O filme da diretora espanhola Carla Simón foi o grande vencedor do Festival de Berlim, conquistando o Urso de Ouro. A narrativa acompanha, de forma quase documental, uma família de agricultores em uma pequena vila catalã. A Família Solé cultiva a terra onde moram sem nunca terem adquirido o registro da propriedade, pois ganharam de presente do proprietário como reconhecimento: o patriarca da Família Solé, ainda vivo, salvou a vida do proprietário durante a Guerra Civil Espanhola. No entanto, os herdeiros originais não querem mais honrar o acordo e tentam expulsar os colonos, pois a terra vai receber modernos painéis de energia solar. 

O coletivismo dos agricultores é marcante, pontuando durante a narrativa o eterno conflito entre agricultores e atravessadores. O grande tema de Alcarràs é a desagregação familiar, dividida entre aceitar o trabalho assalariado na empresa de energia solar ou lutar pela independência e continuar cultivando a terra. O conflito entre geração, pai e filho, é responsável pelos momentos mais tensos e ternos do filme.

Alcarràs (Espanha, 2022), de Carla Simón. Com Josep Abad (Rogelio), Jordi Pujol Dolcet (Quimet), Anna Otín (Dolores), Albert Bosch (Roger), Xenia Roset (Mariona).

A mais bela

Um dos primeiros filmes de Kurosawa, A mais bela foi feito como uma espécie de encomenda da produtora, como parte do esforço de guerra japonês. A trama se passa inteiramente em uma fábrica de instrumentos óticos destinados a artilharias de guerra. O ritmo de produção deve ser acelerado para suprir as necessidades do conflito e cotas de produção são estipuladas. As trabalhadoras devem cumprir a metade da cota destinada aos homens.  Lideradas pela supervisoras Mizushima e  Watanabe, as mulheres exigem um aumento de cota. 

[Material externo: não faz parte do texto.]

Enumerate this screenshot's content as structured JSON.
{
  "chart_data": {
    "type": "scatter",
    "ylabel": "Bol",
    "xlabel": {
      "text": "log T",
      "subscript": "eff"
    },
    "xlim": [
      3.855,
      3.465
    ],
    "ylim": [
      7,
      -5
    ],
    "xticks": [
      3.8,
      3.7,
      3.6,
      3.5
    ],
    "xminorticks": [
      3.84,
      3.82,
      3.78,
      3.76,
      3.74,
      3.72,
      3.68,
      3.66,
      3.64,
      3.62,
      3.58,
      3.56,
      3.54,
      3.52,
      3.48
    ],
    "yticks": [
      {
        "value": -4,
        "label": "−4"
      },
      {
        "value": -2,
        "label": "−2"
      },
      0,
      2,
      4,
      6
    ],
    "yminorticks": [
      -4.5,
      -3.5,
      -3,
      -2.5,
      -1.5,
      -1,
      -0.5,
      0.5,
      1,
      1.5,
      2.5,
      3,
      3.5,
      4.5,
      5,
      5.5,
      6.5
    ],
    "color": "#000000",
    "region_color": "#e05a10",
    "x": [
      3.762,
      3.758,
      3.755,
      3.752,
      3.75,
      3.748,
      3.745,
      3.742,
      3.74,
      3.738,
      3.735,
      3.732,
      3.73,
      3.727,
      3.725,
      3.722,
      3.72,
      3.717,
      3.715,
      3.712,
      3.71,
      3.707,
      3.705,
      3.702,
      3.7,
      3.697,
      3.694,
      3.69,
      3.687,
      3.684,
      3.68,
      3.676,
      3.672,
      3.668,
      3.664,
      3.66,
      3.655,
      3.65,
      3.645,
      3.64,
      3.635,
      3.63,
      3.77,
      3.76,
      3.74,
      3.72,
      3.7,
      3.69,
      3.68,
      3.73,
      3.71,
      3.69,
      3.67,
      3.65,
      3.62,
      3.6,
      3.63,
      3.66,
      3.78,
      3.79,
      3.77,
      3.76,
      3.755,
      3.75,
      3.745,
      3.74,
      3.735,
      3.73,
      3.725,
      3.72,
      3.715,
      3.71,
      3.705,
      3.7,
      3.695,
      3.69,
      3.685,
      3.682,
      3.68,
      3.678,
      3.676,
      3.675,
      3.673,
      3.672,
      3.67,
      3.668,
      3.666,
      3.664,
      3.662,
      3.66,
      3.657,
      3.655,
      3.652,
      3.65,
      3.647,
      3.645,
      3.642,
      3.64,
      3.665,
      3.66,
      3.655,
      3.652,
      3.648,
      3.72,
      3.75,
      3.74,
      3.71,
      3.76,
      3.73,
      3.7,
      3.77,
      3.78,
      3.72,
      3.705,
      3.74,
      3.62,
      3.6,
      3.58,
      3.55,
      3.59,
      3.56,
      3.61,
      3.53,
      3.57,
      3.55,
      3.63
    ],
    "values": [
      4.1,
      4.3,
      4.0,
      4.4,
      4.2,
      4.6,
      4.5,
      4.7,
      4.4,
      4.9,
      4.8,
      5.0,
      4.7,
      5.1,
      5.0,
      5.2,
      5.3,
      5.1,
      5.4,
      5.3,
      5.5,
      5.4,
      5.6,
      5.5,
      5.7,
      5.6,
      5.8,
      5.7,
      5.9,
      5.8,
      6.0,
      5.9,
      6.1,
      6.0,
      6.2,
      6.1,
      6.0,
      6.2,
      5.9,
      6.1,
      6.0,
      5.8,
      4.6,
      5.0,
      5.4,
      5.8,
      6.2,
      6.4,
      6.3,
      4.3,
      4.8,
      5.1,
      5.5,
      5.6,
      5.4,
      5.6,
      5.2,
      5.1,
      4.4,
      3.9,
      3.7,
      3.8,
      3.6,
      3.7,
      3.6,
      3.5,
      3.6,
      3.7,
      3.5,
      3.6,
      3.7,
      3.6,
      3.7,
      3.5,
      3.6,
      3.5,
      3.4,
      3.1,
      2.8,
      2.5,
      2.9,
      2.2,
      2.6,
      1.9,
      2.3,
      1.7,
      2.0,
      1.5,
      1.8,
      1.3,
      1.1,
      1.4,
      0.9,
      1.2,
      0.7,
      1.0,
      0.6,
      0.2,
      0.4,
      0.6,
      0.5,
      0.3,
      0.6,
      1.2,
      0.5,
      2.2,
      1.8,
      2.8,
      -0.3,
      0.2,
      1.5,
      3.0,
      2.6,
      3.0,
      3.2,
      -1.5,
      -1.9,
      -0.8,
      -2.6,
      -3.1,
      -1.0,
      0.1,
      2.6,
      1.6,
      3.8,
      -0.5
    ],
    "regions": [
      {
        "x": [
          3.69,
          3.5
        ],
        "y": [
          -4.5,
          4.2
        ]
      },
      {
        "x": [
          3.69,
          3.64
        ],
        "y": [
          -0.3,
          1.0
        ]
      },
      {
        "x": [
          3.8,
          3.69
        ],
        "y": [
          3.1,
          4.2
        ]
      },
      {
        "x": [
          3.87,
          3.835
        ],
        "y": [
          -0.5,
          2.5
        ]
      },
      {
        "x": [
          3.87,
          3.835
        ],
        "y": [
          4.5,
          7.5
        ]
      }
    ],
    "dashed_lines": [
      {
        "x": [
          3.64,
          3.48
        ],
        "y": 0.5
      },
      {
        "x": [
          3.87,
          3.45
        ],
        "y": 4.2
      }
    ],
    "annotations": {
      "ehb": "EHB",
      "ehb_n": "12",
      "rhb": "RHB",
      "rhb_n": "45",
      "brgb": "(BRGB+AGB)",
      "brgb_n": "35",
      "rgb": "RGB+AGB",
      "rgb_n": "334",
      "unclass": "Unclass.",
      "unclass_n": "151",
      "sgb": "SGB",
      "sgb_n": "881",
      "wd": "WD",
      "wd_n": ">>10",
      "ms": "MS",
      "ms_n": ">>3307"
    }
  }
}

O filme representa uma visão feminista no japão durante a guerra, representada pela pequena rebelião das jovens trabalhadoras que não aceitam diferenças de cotas tão grandes entre elas e os homens. No entanto, resvala frequentemente para o ufanismo dos filmes do gênero, com as mulheres tentando se afirmar também como guerreiras, incluindo o sacrifício em jornadas extenuantes de trabalho.  O ponto forte da narrativa é a solidariedade, o carinho, o afeto que marcam o trabalho em equipe das operárias. 

A mais bela (Ichiban utsukushiku, Japão, 1944), de Akira Kurosawa. Com Takahashi Shimura, Soji Kiyokawa, Ichiro Sugai, Takako Irie.